# Speckled Trout



## Brownfisher (May 11, 2015)

Caught this 19 inch speck on frozen shrimp after using all the live shrimp on small whiting. You never know.


----------



## Jason (Oct 2, 2007)

Dang nice job!!! Fatty right there!


----------



## GROUPERKING (Sep 28, 2011)

Nice one ! & on frozen shrimp !


----------



## fishin for pompanos (May 10, 2012)

Nice catch, those spec's are beautiful aren't they!


----------



## Lukeknox (Mar 5, 2015)

Beautiful fish


----------



## MrFish (Aug 21, 2009)

Nice job!


----------



## SupremeHair (Mar 8, 2014)

Nice trout surprise


----------



## kilroy1117 (Mar 11, 2013)

Wow that's great.
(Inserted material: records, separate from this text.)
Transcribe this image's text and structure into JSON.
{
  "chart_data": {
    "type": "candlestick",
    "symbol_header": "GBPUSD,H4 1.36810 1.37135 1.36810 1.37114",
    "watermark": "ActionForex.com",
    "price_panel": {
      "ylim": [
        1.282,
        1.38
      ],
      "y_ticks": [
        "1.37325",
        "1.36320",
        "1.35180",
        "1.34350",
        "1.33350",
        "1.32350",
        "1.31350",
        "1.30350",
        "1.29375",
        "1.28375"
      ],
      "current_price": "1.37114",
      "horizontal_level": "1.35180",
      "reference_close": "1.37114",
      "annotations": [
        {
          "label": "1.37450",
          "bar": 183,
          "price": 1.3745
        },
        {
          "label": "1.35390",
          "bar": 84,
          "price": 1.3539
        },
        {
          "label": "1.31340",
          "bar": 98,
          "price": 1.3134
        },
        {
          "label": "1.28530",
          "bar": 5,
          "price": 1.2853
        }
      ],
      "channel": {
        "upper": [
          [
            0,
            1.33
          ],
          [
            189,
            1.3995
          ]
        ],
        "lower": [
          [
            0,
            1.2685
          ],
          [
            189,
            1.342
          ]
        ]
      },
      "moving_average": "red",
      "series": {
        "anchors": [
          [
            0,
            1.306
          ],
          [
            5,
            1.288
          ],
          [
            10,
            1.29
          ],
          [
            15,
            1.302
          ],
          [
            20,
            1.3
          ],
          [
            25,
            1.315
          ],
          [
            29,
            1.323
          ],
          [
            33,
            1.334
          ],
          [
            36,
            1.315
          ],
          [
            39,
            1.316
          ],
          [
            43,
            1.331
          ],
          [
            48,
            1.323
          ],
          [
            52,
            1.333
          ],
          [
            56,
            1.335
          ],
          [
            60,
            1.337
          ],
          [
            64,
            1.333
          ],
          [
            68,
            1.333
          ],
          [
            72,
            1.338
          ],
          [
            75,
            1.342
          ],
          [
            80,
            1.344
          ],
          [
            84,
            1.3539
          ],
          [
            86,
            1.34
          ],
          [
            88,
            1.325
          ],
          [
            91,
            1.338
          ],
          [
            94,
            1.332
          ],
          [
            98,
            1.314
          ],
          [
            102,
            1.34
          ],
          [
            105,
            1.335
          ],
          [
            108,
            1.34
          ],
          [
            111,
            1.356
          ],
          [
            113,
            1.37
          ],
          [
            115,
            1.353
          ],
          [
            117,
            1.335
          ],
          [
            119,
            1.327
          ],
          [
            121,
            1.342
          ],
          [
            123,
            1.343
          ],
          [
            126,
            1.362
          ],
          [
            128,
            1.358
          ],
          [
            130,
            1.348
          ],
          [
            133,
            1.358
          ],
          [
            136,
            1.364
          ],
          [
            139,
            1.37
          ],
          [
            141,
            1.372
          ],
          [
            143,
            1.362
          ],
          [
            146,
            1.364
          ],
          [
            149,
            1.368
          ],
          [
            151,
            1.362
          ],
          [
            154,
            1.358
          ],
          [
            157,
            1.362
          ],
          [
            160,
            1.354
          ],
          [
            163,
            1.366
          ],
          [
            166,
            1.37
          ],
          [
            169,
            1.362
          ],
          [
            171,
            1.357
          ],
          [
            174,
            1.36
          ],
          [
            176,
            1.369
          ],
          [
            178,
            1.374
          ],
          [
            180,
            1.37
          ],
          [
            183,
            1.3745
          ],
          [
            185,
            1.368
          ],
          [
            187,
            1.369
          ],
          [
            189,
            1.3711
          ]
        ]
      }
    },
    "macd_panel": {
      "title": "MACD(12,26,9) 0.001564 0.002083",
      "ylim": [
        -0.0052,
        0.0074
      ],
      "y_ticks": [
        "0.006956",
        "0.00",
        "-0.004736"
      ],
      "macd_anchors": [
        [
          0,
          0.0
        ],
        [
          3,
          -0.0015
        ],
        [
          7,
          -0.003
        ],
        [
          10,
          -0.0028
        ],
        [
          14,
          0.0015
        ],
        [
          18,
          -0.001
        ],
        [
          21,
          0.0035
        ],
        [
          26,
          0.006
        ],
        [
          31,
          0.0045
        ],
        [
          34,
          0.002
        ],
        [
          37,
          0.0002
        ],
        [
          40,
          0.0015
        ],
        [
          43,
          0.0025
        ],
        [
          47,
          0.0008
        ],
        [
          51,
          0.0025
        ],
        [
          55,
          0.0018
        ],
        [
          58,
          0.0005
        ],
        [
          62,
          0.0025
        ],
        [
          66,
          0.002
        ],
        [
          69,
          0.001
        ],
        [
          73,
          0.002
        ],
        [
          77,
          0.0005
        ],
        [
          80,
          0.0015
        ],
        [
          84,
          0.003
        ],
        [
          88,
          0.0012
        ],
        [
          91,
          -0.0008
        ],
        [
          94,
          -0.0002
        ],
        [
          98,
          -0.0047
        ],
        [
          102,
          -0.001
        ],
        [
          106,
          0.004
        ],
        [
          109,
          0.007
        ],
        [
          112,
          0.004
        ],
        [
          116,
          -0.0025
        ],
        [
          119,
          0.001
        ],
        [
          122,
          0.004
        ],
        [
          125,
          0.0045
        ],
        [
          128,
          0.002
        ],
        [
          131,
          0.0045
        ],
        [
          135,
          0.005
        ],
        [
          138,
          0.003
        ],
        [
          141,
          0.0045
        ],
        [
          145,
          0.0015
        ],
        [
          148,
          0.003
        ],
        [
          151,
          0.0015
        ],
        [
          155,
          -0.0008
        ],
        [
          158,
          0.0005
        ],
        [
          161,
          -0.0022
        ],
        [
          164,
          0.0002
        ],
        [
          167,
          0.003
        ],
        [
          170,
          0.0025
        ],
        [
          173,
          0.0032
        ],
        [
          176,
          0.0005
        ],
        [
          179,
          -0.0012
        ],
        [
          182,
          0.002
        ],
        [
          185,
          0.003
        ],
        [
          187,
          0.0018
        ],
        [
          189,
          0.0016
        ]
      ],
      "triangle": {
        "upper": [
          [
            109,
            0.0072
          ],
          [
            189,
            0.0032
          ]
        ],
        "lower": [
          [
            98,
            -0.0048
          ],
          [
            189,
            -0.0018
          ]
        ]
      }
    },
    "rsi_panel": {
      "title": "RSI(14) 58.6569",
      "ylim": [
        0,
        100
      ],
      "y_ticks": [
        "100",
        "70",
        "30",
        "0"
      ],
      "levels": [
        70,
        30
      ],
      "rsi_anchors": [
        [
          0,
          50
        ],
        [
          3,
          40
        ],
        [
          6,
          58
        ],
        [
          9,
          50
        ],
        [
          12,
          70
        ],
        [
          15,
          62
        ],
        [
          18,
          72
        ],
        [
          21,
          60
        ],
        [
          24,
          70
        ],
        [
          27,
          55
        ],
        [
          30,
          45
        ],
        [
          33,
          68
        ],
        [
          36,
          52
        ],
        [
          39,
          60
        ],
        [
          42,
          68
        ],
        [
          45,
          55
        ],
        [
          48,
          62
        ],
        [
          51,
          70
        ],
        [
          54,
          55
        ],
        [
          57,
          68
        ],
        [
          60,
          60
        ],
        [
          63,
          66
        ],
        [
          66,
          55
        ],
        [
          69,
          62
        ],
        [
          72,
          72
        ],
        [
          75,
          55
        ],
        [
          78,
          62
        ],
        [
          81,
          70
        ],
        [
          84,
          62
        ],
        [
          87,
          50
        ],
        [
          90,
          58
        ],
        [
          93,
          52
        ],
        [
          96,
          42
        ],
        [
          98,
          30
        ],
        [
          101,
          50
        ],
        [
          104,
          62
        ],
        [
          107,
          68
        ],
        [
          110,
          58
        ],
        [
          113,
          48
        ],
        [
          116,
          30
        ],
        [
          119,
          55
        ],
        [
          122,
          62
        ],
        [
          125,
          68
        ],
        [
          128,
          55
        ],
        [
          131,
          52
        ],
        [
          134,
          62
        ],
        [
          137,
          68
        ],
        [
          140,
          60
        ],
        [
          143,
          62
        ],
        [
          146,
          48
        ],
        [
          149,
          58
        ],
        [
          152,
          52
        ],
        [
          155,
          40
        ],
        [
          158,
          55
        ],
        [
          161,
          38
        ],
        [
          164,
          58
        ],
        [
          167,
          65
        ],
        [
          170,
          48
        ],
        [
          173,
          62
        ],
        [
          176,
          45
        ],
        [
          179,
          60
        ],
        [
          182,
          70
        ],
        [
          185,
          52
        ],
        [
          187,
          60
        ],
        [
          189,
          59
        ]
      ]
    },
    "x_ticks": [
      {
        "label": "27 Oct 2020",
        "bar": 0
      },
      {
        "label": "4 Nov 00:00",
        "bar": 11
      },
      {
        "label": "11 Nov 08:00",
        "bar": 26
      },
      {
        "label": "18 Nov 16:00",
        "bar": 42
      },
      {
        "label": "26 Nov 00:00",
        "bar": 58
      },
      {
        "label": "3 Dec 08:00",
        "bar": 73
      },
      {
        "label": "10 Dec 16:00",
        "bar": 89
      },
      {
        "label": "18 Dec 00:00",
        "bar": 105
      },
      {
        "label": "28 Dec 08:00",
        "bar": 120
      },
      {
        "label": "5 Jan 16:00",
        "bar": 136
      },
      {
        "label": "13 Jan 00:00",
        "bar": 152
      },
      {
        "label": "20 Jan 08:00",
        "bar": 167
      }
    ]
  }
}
Curious..what beach?


----------



## Brownfisher (May 11, 2015)

*Bon Secour*

I fish in front of our house on the Bon Secour Wildlife Perserve. We have a home in the Martinique on the Gulf neighborhood.


----------



## kilroy1117 (Mar 11, 2013)

It's beautiful. Gotta love it!


----------



## Spoolin Up (May 3, 2011)

She's a beauty


----------